© 2011 brr. All rights reserved.

Comptine

Sur l’air pesant d’une marche funèbre :

Je suis allé à la morgue
Pour voir s’il y avait des noyés
Des noyés

Il y avait une femme morte
Un vieux qui lui suçait les pieds
Suçait les pieds

La peau du ventre
Etait si verte
Qu’on aurait dit des épinards au beurre de noix
Au beurre de noix

Et sur son dos – ho
Des asticots – ho
Qui répétaient ces quelques mots…

Je suis allé à la morgue…

ad libitum

Il s’agit de la seule comptine que j’ai le souvenir d’avoir chanté dans mon enfance.

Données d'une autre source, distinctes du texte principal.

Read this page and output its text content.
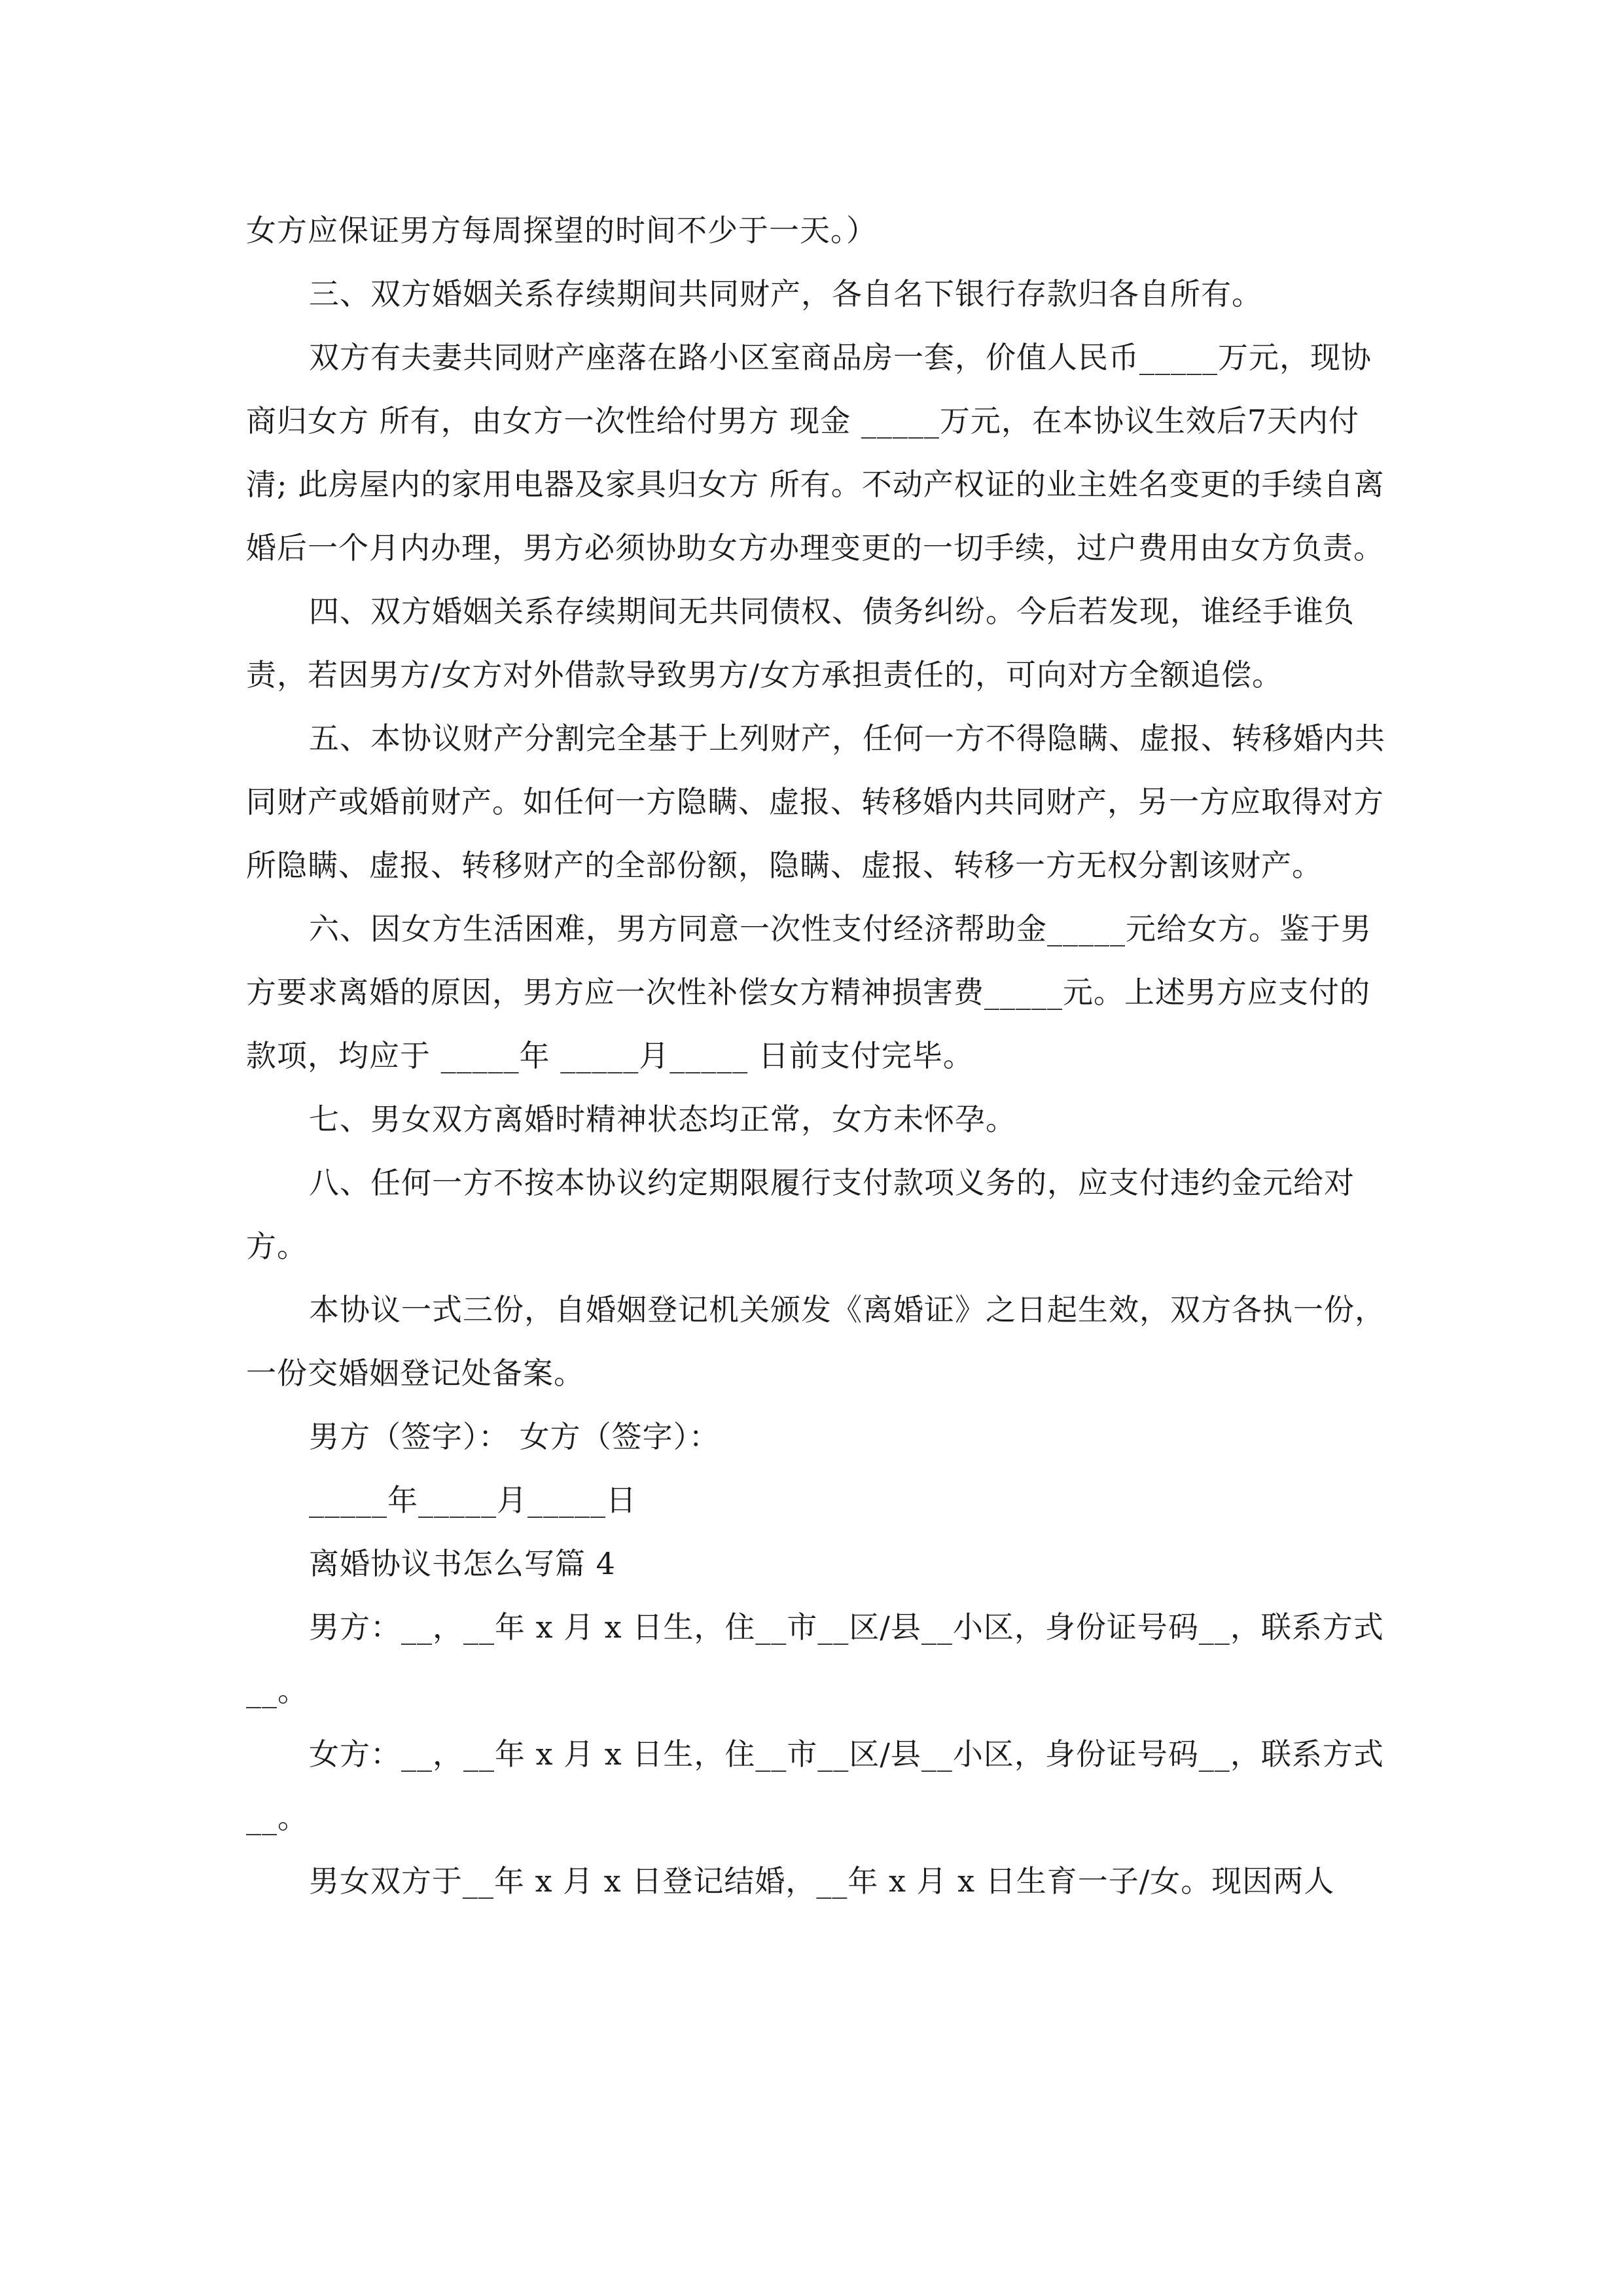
女方应保证男方每周探望的时间不少于一天。）

三、双方婚姻关系存续期间共同财产，各自名下银行存款归各自所有。

双方有夫妻共同财产座落在路小区室商品房一套，价值人民币_____万元，现协商归女方 所有，由女方一次性给付男方 现金 _____万元，在本协议生效后7天内付清; 此房屋内的家用电器及家具归女方 所有。不动产权证的业主姓名变更的手续自离婚后一个月内办理，男方必须协助女方办理变更的一切手续，过户费用由女方负责。

四、双方婚姻关系存续期间无共同债权、债务纠纷。今后若发现，谁经手谁负责，若因男方/女方对外借款导致男方/女方承担责任的，可向对方全额追偿。

五、本协议财产分割完全基于上列财产，任何一方不得隐瞒、虚报、转移婚内共同财产或婚前财产。如任何一方隐瞒、虚报、转移婚内共同财产，另一方应取得对方所隐瞒、虚报、转移财产的全部份额，隐瞒、虚报、转移一方无权分割该财产。

六、因女方生活困难，男方同意一次性支付经济帮助金_____元给女方。鉴于男方要求离婚的原因，男方应一次性补偿女方精神损害费_____元。上述男方应支付的款项，均应于 _____年 _____月_____ 日前支付完毕。

七、男女双方离婚时精神状态均正常，女方未怀孕。

八、任何一方不按本协议约定期限履行支付款项义务的，应支付违约金元给对方。

本协议一式三份，自婚姻登记机关颁发《离婚证》之日起生效，双方各执一份，一份交婚姻登记处备案。

男方（签字）： 女方（签字）：

_____年_____月_____日

离婚协议书怎么写篇 4

男方：__，__年 x 月 x 日生，住__市__区/县__小区，身份证号码__，联系方式__。

女方：__，__年 x 月 x 日生，住__市__区/县__小区，身份证号码__，联系方式__。

男女双方于__年 x 月 x 日登记结婚，__年 x 月 x 日生育一子/女。现因两人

Il y en a bien une autre à propos d’une vache qui avait de beaux yeux, qui battait la mesure avec sa queue et qui avait vu un beau taureau à Bilbao, mais le souvenir n’est pas aussi clair et limpide.

A l’occasion de la rédaction de ce post, en essayant de trouver le nom de cette ritournelle, j’ai découvert qu’il en existait d’autres variations.

J’ai découvert, et cela vient blesser quelque peu mon orgueil déviant, que cette chansonnette macabre était devenue l’hymne du Paris Université Club. Que dire… Cela me laisse sans voix. Un club omnisports fondé en 1906. Un club dont le dernier rapport d’activité dénombre 7213 membres et dont la devise est : Laissez-vous gagner ! Un club dont la fiche Wikipedia expose la citation suivante :

L’équipe universitaire est le premier et peut-être le seul organisme capable de donner solidement à un adolescent le goût de l’effort en commun. Capable de le préparer à son rôle d’homme, de lui enseigner le prix du travail collectif et de lui apprendre ce qu’il sera plus tard : une cellule sociale.

— Gilbert Prouteau

Si l’on regarde avec attention — hypnotique — des éléments aussi disparates que, d’un côté deux gosses de 3 et 5 ans ( ma soeur et moi ) qui chantent à gorges déployées « Un vieux qui lui suçait les pieds » en sautillant sur la banquette arrière d’une 2CV et d’un autre côté les propos terrifiants d’un certain M. Prouteau, « Artiste complet » (là encore selon sa fiche Wikipedia), sur le rôle de l’homme comme cellule sociale…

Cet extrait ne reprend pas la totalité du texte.